Od 6 czerwca widownie można zapełnić w połowie, widzowie muszą być w maseczkach.
– 16 czerwca ruszamy z przedstawieniami na dwóch małych scenach – powiedział Jan Englert, dyrektor artystyczny Teatru Narodowego. – Oczywiście poza zasadniczą decyzją są też sprzeczne wytyczne wielu instytucji, które nie znają teatralnych realiów, i tym jako urzędnik państwowy będę się zajmował. Po urlopach aktorzy wrócą w połowie sierpnia. Pierwszą premierę na dużej scenie damy na początku września i będzie to „Matka Joanna od Aniołów”.

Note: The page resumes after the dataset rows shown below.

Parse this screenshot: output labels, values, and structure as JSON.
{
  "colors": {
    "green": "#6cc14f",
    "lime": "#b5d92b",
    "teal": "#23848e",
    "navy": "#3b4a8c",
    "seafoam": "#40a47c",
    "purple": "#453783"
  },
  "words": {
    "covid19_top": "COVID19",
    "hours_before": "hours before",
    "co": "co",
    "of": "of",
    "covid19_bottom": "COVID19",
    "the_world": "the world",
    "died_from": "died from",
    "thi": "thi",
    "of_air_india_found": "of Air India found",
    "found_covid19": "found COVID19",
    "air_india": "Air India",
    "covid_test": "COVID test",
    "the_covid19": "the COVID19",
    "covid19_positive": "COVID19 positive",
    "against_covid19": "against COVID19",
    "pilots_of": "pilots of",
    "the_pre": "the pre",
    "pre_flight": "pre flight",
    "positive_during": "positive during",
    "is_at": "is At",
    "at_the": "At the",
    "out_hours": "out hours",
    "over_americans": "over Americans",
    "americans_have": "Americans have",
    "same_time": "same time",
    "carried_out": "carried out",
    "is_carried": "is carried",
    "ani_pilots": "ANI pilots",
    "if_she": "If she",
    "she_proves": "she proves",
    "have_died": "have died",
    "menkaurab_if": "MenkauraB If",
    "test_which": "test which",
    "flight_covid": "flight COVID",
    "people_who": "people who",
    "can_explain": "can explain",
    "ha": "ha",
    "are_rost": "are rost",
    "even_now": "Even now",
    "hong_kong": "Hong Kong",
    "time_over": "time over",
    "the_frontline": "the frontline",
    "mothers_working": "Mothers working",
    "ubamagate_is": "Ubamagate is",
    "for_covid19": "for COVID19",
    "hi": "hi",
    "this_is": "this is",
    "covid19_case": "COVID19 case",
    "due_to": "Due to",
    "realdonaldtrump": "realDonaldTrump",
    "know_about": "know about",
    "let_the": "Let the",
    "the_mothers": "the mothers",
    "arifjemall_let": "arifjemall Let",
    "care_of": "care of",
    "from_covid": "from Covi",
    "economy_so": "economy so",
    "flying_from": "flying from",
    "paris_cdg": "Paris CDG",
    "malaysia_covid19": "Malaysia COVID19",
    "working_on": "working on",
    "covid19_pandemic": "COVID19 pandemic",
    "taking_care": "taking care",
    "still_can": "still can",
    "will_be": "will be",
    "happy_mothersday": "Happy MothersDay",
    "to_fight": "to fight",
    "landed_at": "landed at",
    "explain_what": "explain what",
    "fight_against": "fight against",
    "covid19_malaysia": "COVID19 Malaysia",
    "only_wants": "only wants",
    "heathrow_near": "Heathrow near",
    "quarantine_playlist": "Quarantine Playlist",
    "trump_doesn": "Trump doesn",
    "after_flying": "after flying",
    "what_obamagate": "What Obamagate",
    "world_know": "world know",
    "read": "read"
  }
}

Reżyseruje Wojciech Faruga, a w roli tytułowej zobaczymy Małgorzatę Kożuchowską.
Bliskość tancerzy
– To dobra decyzja dla tych, którzy chcą grać i dostają instrument, by płacić aktorom, najbardziej poszkodowanym przez pandemię – mówi Jacek Głomb, szef Teatru im. Modrzejewskiej w Legnicy, wiceprezes Unii Polskich Teatrów. – Jednocześnie wciąż mamy krytykowane przez środowisko „rekomendacje MKiDN”. Najlepsza byłaby jednolita decyzja Głównego Instytutu Sanitarnego. Teraz będziemy musieli wszystko uzgadniać z lokalnymi inspektorami. W czerwcu na pewno nie zagramy, ponieważ od 1 czerwca będziemy na urlopach, to nie jest dobry termin dla scen, szczególnie na prowincji, przy zamkniętych szkołach. Rozważamy otwarcie w połowie sierpnia „Człowiek na moście” na dziedzińcu legnickiego zamku.